Alice disappeared, going off on a side path somewhere. She was not a straightforward woman. Edith did not find it odd that she would not be able to take a straightforward path home. She was about to go back to her chair and her book when she saw somebody else, and the somebody else gave her pause. Mark DeAvecca. Practically everybody in school thought Mark DeAvecca was taking drugs, handfuls of them. They were trying to ease him out of the school without actually confronting him about it because—Edith had heard this from one of the secretaries in the dean of Student Life’s office—they had done a secret search of his room and not been able to find a single thing.

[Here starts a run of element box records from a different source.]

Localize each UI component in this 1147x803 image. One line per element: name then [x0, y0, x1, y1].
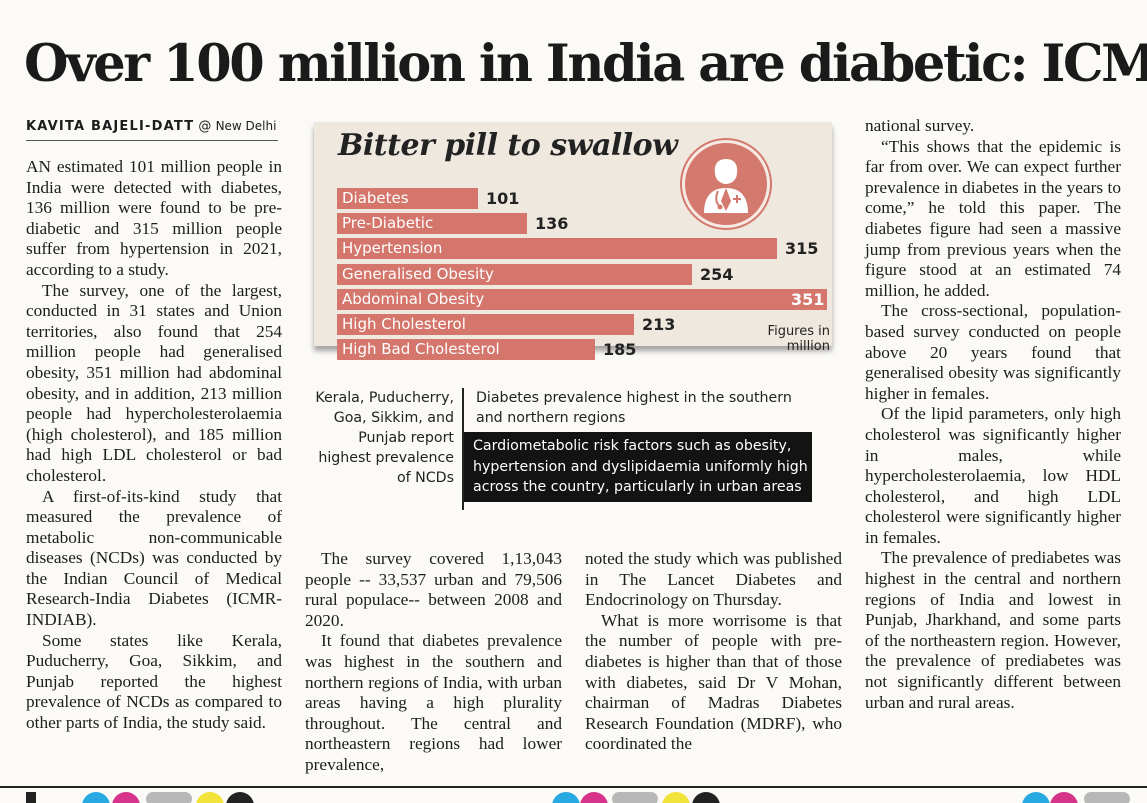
bar-label: Hypertension — [342, 239, 443, 257]
bar-value: 213 — [642, 315, 676, 334]
figures-note: Figures in million — [767, 324, 830, 354]
bar — [337, 289, 827, 310]
adjacent-page-edge — [1136, 40, 1147, 800]
bar — [337, 314, 634, 335]
paragraph: AN estimated 101 million people in India… — [26, 157, 282, 279]
byline-location: New Delhi — [215, 119, 277, 133]
byline-at: @ — [198, 119, 212, 134]
paragraph: It found that diabetes prevalence was hi… — [305, 631, 562, 774]
paragraph: Of the lipid parameters, only high chole… — [865, 404, 1121, 547]
bar-value: 315 — [785, 239, 819, 258]
article-column-1: AN estimated 101 million people in India… — [26, 157, 282, 734]
bar — [337, 339, 595, 360]
doctor-icon — [682, 140, 770, 228]
bar-label: Abdominal Obesity — [342, 290, 485, 308]
paragraph: noted the study which was published in T… — [585, 549, 842, 610]
bar-label: Pre-Diabetic — [342, 214, 434, 232]
paragraph: What is more worrisome is that the numbe… — [585, 610, 842, 754]
headline: Over 100 million in India are diabetic: … — [24, 34, 1147, 94]
print-color-marks — [26, 792, 1130, 803]
paragraph: national survey. — [865, 116, 975, 135]
risk-factors-note: Cardiometabolic risk factors such as obe… — [464, 432, 812, 502]
chart-title: Bitter pill to swallow — [338, 128, 678, 163]
paragraph: Some states like Kerala, Puducherry, Goa… — [26, 630, 282, 733]
paragraph: The survey, one of the largest, conducte… — [26, 280, 282, 485]
article-column-2: The survey covered 1,13,043 people -- 33… — [305, 549, 562, 776]
bar-value: 254 — [700, 265, 734, 284]
paragraph: The survey covered 1,13,043 people -- 33… — [305, 549, 562, 630]
bar-label: High Bad Cholesterol — [342, 340, 500, 358]
paragraph: The prevalence of prediabetes was highes… — [865, 548, 1121, 712]
bar-label: High Cholesterol — [342, 315, 466, 333]
region-note: Diabetes prevalence highest in the south… — [476, 390, 792, 426]
paragraph: “This shows that the epidemic is far fro… — [865, 136, 1121, 300]
article-column-4: national survey. “This shows that the ep… — [865, 116, 1121, 713]
bar — [337, 188, 478, 209]
paragraph: The cross-sectional, population-based su… — [865, 301, 1121, 403]
bar-label: Generalised Obesity — [342, 265, 494, 283]
page-rule — [0, 786, 1147, 788]
bar-chart: Bitter pill to swallow Diabetes 101 Pre-Di… — [314, 122, 832, 360]
bar — [337, 264, 692, 285]
divider — [462, 388, 464, 510]
bar-value: 101 — [486, 189, 520, 208]
bar — [337, 238, 777, 259]
byline-author: KAVITA BAJELI-DATT — [26, 119, 195, 134]
bar-value: 185 — [603, 340, 637, 359]
article-column-3: noted the study which was published in T… — [585, 549, 842, 755]
bar-value: 136 — [535, 214, 569, 233]
bar-label: Diabetes — [342, 189, 409, 207]
byline: KAVITA BAJELI-DATT @ New Delhi — [26, 119, 278, 141]
bar-value: 351 — [791, 290, 825, 309]
paragraph: A first-of-its-kind study that measured … — [26, 486, 282, 630]
infographic: Bitter pill to swallow Diabetes 101 Pre-Di… — [306, 122, 840, 514]
bar — [337, 213, 527, 234]
states-note: Kerala, Puducherry, Goa, Sikkim, and Pun… — [315, 390, 454, 486]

Even his roommate hadn’t had anything, and that was Michael Feyre, who came from one of the less savory neighborhoods of Boston and had connections. There was obviously something wrong with Mark. He sat through classes and didn’t hear a word that was said. He handed in homework that was only half-done, or didn’t hand it in at all, or did it and then left it on the study desk he’d been using in the library so that it was lost, never to be found again. She would have thought he was stupid beyond belief except that she remembered him from the first two weeks of classes, when he had been very different.